Rich, a 37-year department veteran, said a partisan litmus test in hiring and decision-making has undermined a tradition of nonpartisan professionalism in the division.

"Unfortunately, since this administration took office, that professionalism and nonpartisan commitment to the historic mission of the division has been replaced by unprecedented political decision-making," he told the House Judiciary Committee's subcommittee on the Constitution, civil rights and civil liberties on Thursday.


Another Bush legacy: partial justice, which is no justice at all.

Let's go back to comments Karl Rove made on March 15 about the U.S. Attorney scandal:

When we came in in 2001, we reviewed all 93 U.S. Attorneys and over the course of time, replaced virtually all of them with appointees by the president… not all: several appointees were involved in high profile cases, important investigations, and as a result, even though they were appointees of the previous administration, we left them in office for, in some instances, years.


Let's assume that's true (and I seem to recall that Mary Jo White, in the Southern District of New York, may have been one of those handling several high-profile cases who stayed on for a time after Bush took office). It would certainly be good practice to take into account the status of investigations, especially important high-profile investigations, before potentially disrupting those investigations by replacing a U.S. Attorney.

If the Bush Administration took into account the status of ongoing investigations when removing U.S. Attorneys back in 2001, then surely it continued that practice this time around with the purge of the Gonzales 8, right? After all, Carol Lam's Duke Cunningham investigation, and its spin-off cases, is among the highest-profile congressional corruption investigations since ABSCAM. It is a sprawling probe that led into the CIA and into the congressional appropriations process which was so thoroughly corrupted under Republican rule.

But in the documents released by the Justice Department which I have reviewed, I have not seen any sort of reference to the impact of the dismissals on ongoing investigations. No mention of it being taken into consideration. No sign of internal discussions about ensuring that the continuity of the investigations were maintained. No reference to deliberations over the allocation of manpower and resources. In short, nothing to suggest that disrupting major high-profile investigations was an outcome to be avoided.

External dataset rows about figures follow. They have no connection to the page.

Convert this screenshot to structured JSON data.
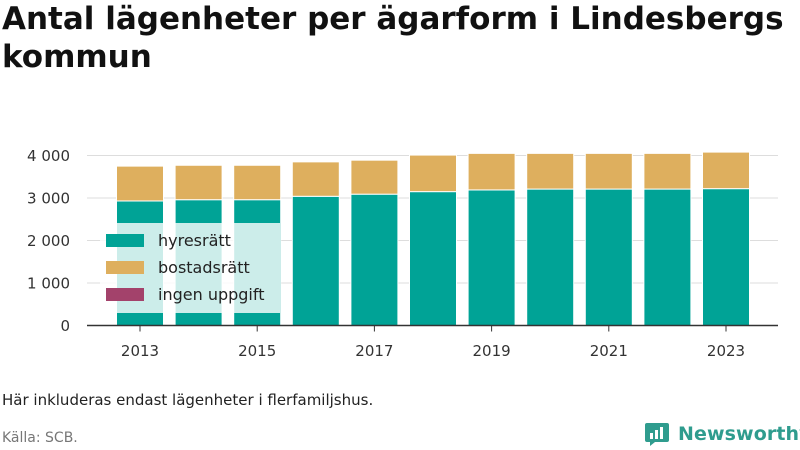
{
  "title": "Antal lägenheter per ägarform i Lindesbergs kommun",
  "note": "Här inkluderas endast lägenheter i flerfamiljshus.",
  "source": "Källa: SCB.",
  "brand": {
    "name": "Newsworthy",
    "logo_icon": "newsworthy-logo-icon"
  },
  "colors": {
    "hyresratt": "#00a396",
    "bostadsratt": "#deaf5e",
    "ingen_uppgift": "#a3426b",
    "grid": "#dddddd",
    "axis": "#333333"
  },
  "chart_data": {
    "type": "bar",
    "stacked": true,
    "title": "Antal lägenheter per ägarform i Lindesbergs kommun",
    "categories": [
      "2013",
      "2014",
      "2015",
      "2016",
      "2017",
      "2018",
      "2019",
      "2020",
      "2021",
      "2022",
      "2023"
    ],
    "x_tick_labels": [
      "2013",
      "2015",
      "2017",
      "2019",
      "2021",
      "2023"
    ],
    "y_tick_labels": [
      "0",
      "1 000",
      "2 000",
      "3 000",
      "4 000"
    ],
    "ylim": [
      0,
      4300
    ],
    "yticks": [
      0,
      1000,
      2000,
      3000,
      4000
    ],
    "grid": true,
    "legend_position": "bottom-left",
    "series": [
      {
        "name": "hyresrätt",
        "color": "#00a396",
        "values": [
          2930,
          2960,
          2960,
          3040,
          3090,
          3150,
          3190,
          3210,
          3210,
          3210,
          3220
        ]
      },
      {
        "name": "bostadsrätt",
        "color": "#deaf5e",
        "values": [
          820,
          810,
          810,
          810,
          800,
          860,
          860,
          840,
          840,
          840,
          860
        ]
      },
      {
        "name": "ingen uppgift",
        "color": "#a3426b",
        "values": [
          0,
          0,
          0,
          0,
          0,
          0,
          0,
          0,
          0,
          0,
          0
        ]
      }
    ]
  }
}
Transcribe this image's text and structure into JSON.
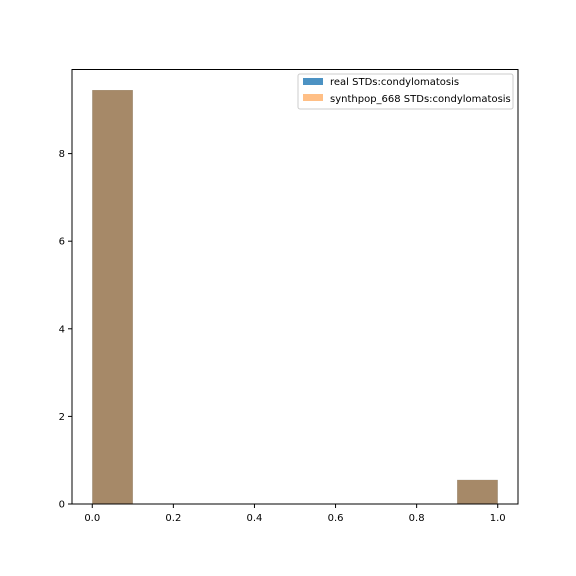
{
  "chart_data": {
    "type": "bar",
    "title": "",
    "xlabel": "",
    "ylabel": "",
    "xlim": [
      -0.05,
      1.05
    ],
    "ylim": [
      0,
      9.92
    ],
    "x_ticks": [
      0.0,
      0.2,
      0.4,
      0.6,
      0.8,
      1.0
    ],
    "x_tick_labels": [
      "0.0",
      "0.2",
      "0.4",
      "0.6",
      "0.8",
      "1.0"
    ],
    "y_ticks": [
      0,
      2,
      4,
      6,
      8
    ],
    "y_tick_labels": [
      "0",
      "2",
      "4",
      "6",
      "8"
    ],
    "grid": false,
    "legend_position": "top-right",
    "bins": [
      {
        "x0": 0.0,
        "x1": 0.1
      },
      {
        "x0": 0.9,
        "x1": 1.0
      }
    ],
    "series": [
      {
        "name": "real STDs:condylomatosis",
        "color": "#1f77b4",
        "opacity": 0.8,
        "values": [
          9.45,
          0.55
        ]
      },
      {
        "name": "synthpop_668 STDs:condylomatosis",
        "color": "#ff7f0e",
        "opacity": 0.5,
        "values": [
          9.45,
          0.55
        ]
      }
    ]
  }
}
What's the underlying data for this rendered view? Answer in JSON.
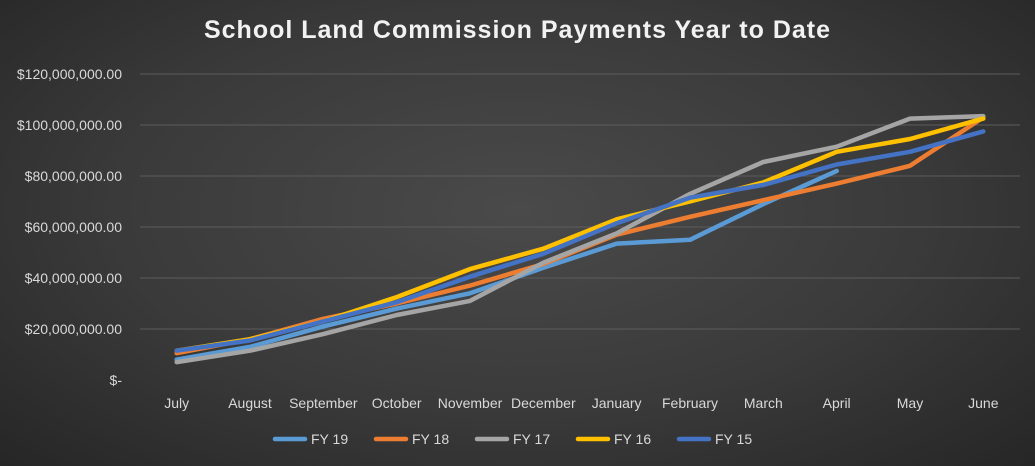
{
  "chart_data": {
    "type": "line",
    "title": "School Land Commission Payments Year to Date",
    "categories": [
      "July",
      "August",
      "September",
      "October",
      "November",
      "December",
      "January",
      "February",
      "March",
      "April",
      "May",
      "June"
    ],
    "y_tick_labels": [
      "$-",
      "$20,000,000.00",
      "$40,000,000.00",
      "$60,000,000.00",
      "$80,000,000.00",
      "$100,000,000.00",
      "$120,000,000.00"
    ],
    "ylim": [
      0,
      120000000
    ],
    "ytick_step": 20000000,
    "grid": true,
    "legend_position": "bottom",
    "series": [
      {
        "name": "FY 19",
        "color": "#5b9bd5",
        "values": [
          8000000,
          13000000,
          21000000,
          28000000,
          34000000,
          44000000,
          53500000,
          55000000,
          69000000,
          82000000,
          null,
          null
        ]
      },
      {
        "name": "FY 18",
        "color": "#ed7d31",
        "values": [
          10500000,
          16000000,
          24000000,
          30000000,
          37000000,
          45500000,
          57000000,
          64000000,
          70500000,
          77000000,
          84000000,
          103000000
        ]
      },
      {
        "name": "FY 17",
        "color": "#a5a5a5",
        "values": [
          7000000,
          11500000,
          18000000,
          25500000,
          31000000,
          46000000,
          57500000,
          73000000,
          85500000,
          91500000,
          102500000,
          103500000
        ]
      },
      {
        "name": "FY 16",
        "color": "#ffc000",
        "values": [
          11500000,
          16000000,
          23000000,
          32500000,
          43500000,
          51500000,
          63000000,
          70000000,
          77500000,
          89500000,
          94500000,
          102500000
        ]
      },
      {
        "name": "FY 15",
        "color": "#4472c4",
        "values": [
          11500000,
          15500000,
          23000000,
          30500000,
          40500000,
          49500000,
          61500000,
          71500000,
          76500000,
          84500000,
          89500000,
          97500000
        ]
      }
    ]
  }
}
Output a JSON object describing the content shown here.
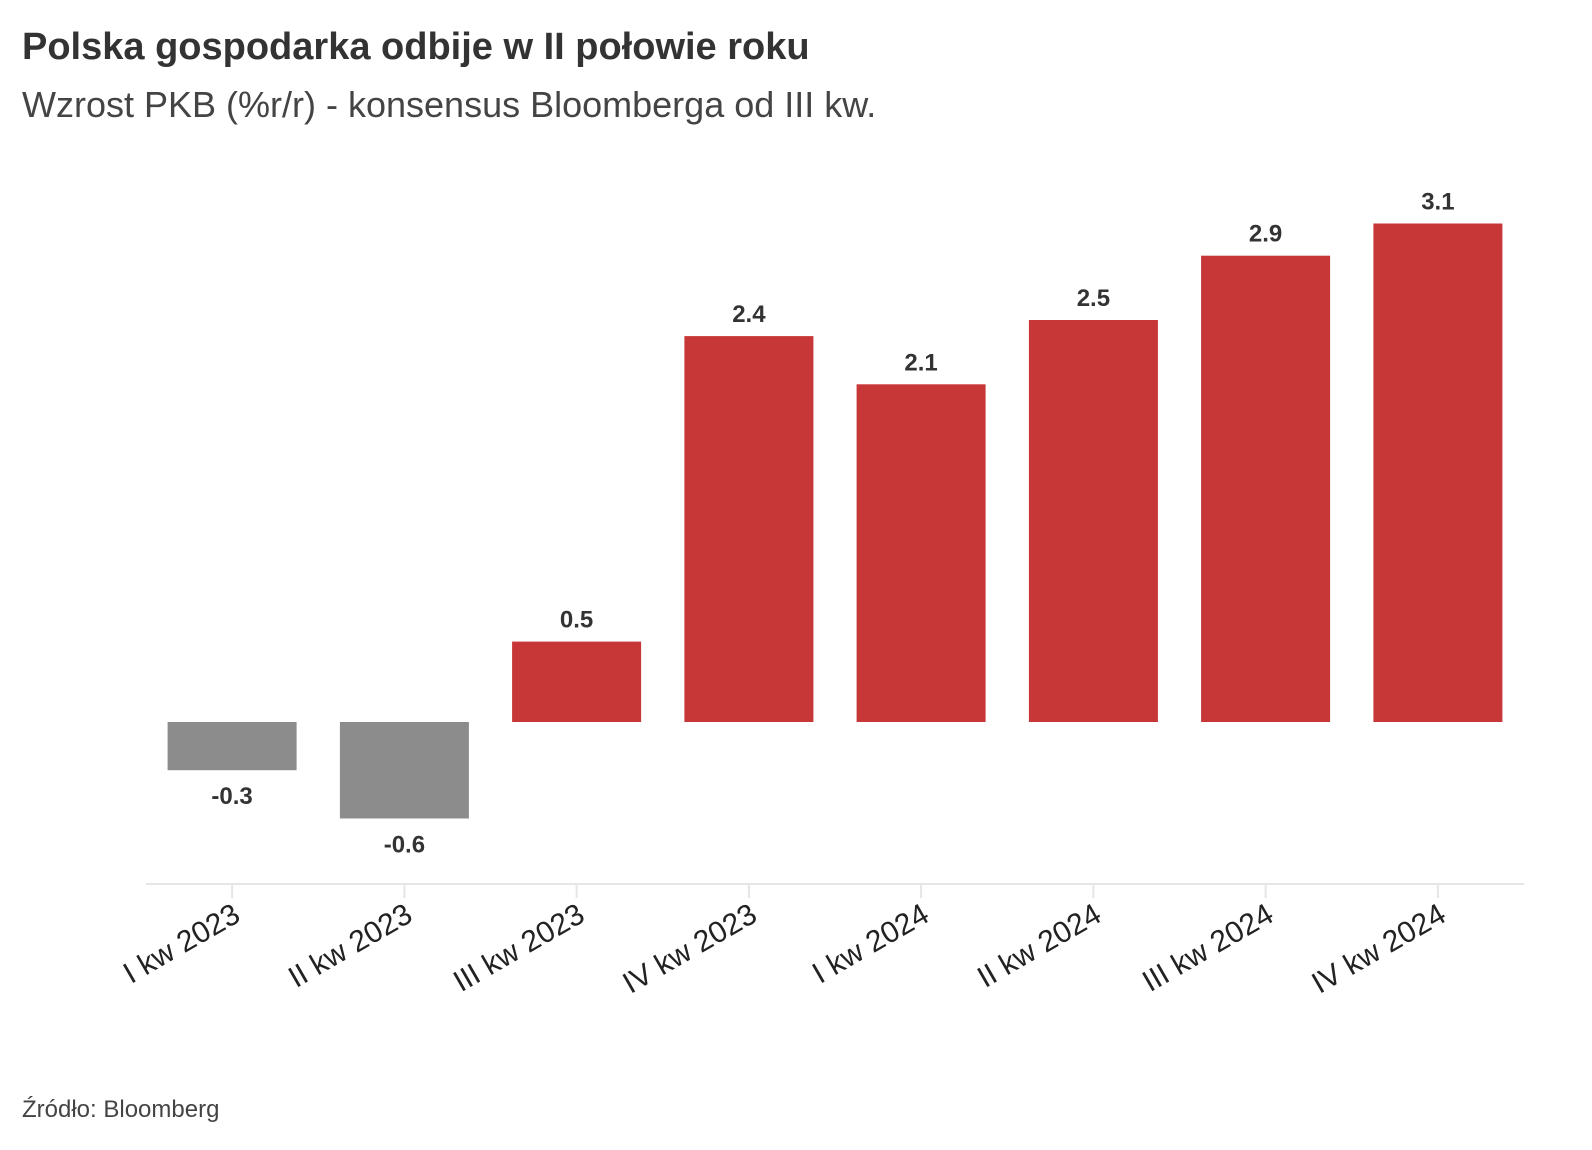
{
  "header": {
    "title": "Polska gospodarka odbije w II połowie roku",
    "subtitle": "Wzrost PKB (%r/r) - konsensus Bloomberga od III kw."
  },
  "footer": {
    "source": "Źródło: Bloomberg"
  },
  "colors": {
    "actual": "#8c8c8c",
    "forecast": "#c83737",
    "axis": "#e6e6e6"
  },
  "chart_data": {
    "type": "bar",
    "title": "Polska gospodarka odbije w II połowie roku",
    "subtitle": "Wzrost PKB (%r/r) - konsensus Bloomberga od III kw.",
    "xlabel": "",
    "ylabel": "",
    "categories": [
      "I kw 2023",
      "II kw 2023",
      "III kw 2023",
      "IV kw 2023",
      "I kw 2024",
      "II kw 2024",
      "III kw 2024",
      "IV kw 2024"
    ],
    "values": [
      -0.3,
      -0.6,
      0.5,
      2.4,
      2.1,
      2.5,
      2.9,
      3.1
    ],
    "value_labels": [
      "-0.3",
      "-0.6",
      "0.5",
      "2.4",
      "2.1",
      "2.5",
      "2.9",
      "3.1"
    ],
    "bar_colors": [
      "#8c8c8c",
      "#8c8c8c",
      "#c83737",
      "#c83737",
      "#c83737",
      "#c83737",
      "#c83737",
      "#c83737"
    ],
    "ylim": [
      -1.0,
      3.3
    ],
    "grid": false,
    "legend": "none"
  }
}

In fairness, DOJ would probably have grounds for not releasing to Congress any information pertaining to ongoing criminal investigations, so I would not necessarily expect to see any case-specific discussions in the documents released thus far. But you would expect to see some discussions generally of how to handle the effect of these dismissals on the operations of the department and its U.S. Attorney offices. (For TPM readers still making their way through the latest document dump, please be on the lookout for any such documents.) In contrast, the documents reveal extensive internal discussions of how to manage the political consequences of the dismissals.

Lots of attention has rightly been paid to another dog that did not bark: the lack of a department paper trail for the alleged "performance-related problems" that the officials claim were the basis for the dismissals. But in a scandal where the worst suspicion is that the dismissals were intended to impede ongoing public corruption investigations of Republicans, the absence in the record of any reference to the effect the dismissals might have on those investigations seems like a particularly glaring omission.

On a related note, the fact that Carol Lam was one of the dismissed U.S. Attorneys makes Alberto Gonzales' self-professed distance from the process all the more curious. Might the attorney general not want some input on the dismissal of the prosecutor handling one his department's most important cases? As Chuck Schumer has said, either Gonzales knew about the purge and sanctioned it, which is bad, or he didn't know about it, which is worse.

What is not in the DOJ documents may say as much about this scandal as what is there.